The market is set to enter a period of unprecedented political, regulatory and structural change. There will be winners and losers over the next 12 months. But who are the five market movers who can really make a difference?

  • George Osborne. This week the Shadow Chancellor attempted to create a chasm between Tory and government thinking. His ideas are simple, even if the delivery may be complex: scrap the FSA, hand regulatory control of insurers to the Bank of England, and establish a new body to look after and oversee consumer interests. Given the FSA’s appalling track record and the fact it fell to the Federal Reserve and Bank of England to bail the world out in times of crisis, it’s not such a bad idea, is it?
  • Lord Mandelson. He was brought back to government to help fight Labour’s rearguard action. But it hasn’t taken him long to take centre stage again, whether it is by announcing public spending cuts or car scrappage schemes (see page 30). This week he explains how brokers can help fix the trade credit insurance crisis and what the government is doing to help (see page 12). You can only imagine that he is working right now on how to defeat an inexperienced Tory leadership on the key economic and regulatory election battleground to follow.
  • Sean McGovern. The Lloyd’s general counsel is expected to be the driving force behind a major strategic review. For the first time Lloyd’s is examining its raison d’être from a position of strength, as it is expected that it will see record capacity in 2010. And with Deloitte on board to help, the only question that remains is, how far will it go?
  • Igal Mayer. The market is expecting Aviva to announce poor half-year results in a couple of weeks. Since his arrival, Mayer has been forced onto the back foot following an initial aggressive negotiating stance against a tough broking market. But now that its major rebrand is complete and the economy is looking a little more stable, maybe he will want to go on the offensive again to reclaim the centre ground.
  • Rob Brown.

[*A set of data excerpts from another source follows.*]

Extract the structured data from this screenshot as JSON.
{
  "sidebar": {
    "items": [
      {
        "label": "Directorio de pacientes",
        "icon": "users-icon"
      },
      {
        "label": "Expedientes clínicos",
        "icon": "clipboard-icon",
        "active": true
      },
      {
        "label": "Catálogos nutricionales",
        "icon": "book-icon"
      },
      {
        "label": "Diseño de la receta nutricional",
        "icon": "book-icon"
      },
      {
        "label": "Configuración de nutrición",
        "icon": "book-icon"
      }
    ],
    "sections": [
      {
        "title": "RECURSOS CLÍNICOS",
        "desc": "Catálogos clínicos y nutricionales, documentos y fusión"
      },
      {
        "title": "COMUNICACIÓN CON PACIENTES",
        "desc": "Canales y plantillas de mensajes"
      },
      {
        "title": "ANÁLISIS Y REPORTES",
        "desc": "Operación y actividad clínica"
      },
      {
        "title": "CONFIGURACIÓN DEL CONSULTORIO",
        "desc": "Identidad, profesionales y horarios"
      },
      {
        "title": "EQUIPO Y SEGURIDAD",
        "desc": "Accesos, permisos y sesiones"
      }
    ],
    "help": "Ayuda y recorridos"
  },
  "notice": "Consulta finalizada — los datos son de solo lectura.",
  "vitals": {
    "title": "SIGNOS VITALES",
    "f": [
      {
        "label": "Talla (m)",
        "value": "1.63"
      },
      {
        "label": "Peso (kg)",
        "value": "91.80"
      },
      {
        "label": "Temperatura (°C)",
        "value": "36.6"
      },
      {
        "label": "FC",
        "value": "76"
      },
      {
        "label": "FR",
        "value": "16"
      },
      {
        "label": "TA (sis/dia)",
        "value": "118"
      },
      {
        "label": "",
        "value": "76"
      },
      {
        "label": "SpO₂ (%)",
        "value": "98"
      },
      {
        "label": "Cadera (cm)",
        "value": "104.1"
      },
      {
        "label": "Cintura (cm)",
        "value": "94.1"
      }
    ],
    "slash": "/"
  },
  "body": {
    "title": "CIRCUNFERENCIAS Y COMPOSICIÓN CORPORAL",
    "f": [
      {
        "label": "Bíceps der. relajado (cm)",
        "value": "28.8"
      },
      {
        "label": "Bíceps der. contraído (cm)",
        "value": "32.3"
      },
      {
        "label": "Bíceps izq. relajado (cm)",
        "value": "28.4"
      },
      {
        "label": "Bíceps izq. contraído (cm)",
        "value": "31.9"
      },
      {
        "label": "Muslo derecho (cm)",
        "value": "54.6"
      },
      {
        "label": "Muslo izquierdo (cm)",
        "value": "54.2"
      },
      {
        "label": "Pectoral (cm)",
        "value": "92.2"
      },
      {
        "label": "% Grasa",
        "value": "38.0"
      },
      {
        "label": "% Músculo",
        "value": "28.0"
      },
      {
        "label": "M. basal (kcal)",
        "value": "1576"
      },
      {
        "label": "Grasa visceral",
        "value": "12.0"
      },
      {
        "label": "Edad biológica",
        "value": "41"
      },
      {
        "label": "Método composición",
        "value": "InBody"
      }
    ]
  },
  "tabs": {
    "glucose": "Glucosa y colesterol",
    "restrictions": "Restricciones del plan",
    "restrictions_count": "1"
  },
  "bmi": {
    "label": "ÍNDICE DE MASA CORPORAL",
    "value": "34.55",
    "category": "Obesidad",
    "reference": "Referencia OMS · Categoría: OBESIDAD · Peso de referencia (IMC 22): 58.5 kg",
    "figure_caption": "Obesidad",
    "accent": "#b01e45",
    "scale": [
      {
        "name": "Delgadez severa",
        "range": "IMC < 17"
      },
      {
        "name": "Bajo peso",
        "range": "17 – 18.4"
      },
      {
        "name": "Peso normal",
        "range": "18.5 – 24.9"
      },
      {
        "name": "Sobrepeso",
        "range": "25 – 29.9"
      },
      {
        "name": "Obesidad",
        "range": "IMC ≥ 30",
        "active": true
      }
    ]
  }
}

The new Aon chief executive picks up a number of legacy issues from his predecessor, Peter Harmer, including an FSA fine for bribery, the Benfield integration, and an onslaught on client opportunities from the risk management and consultancy space. Aon sits at the top of the broking tree, so what will Brown do to galvanise the business? And, more importantly, which top-ten broker will he buy to help him do it?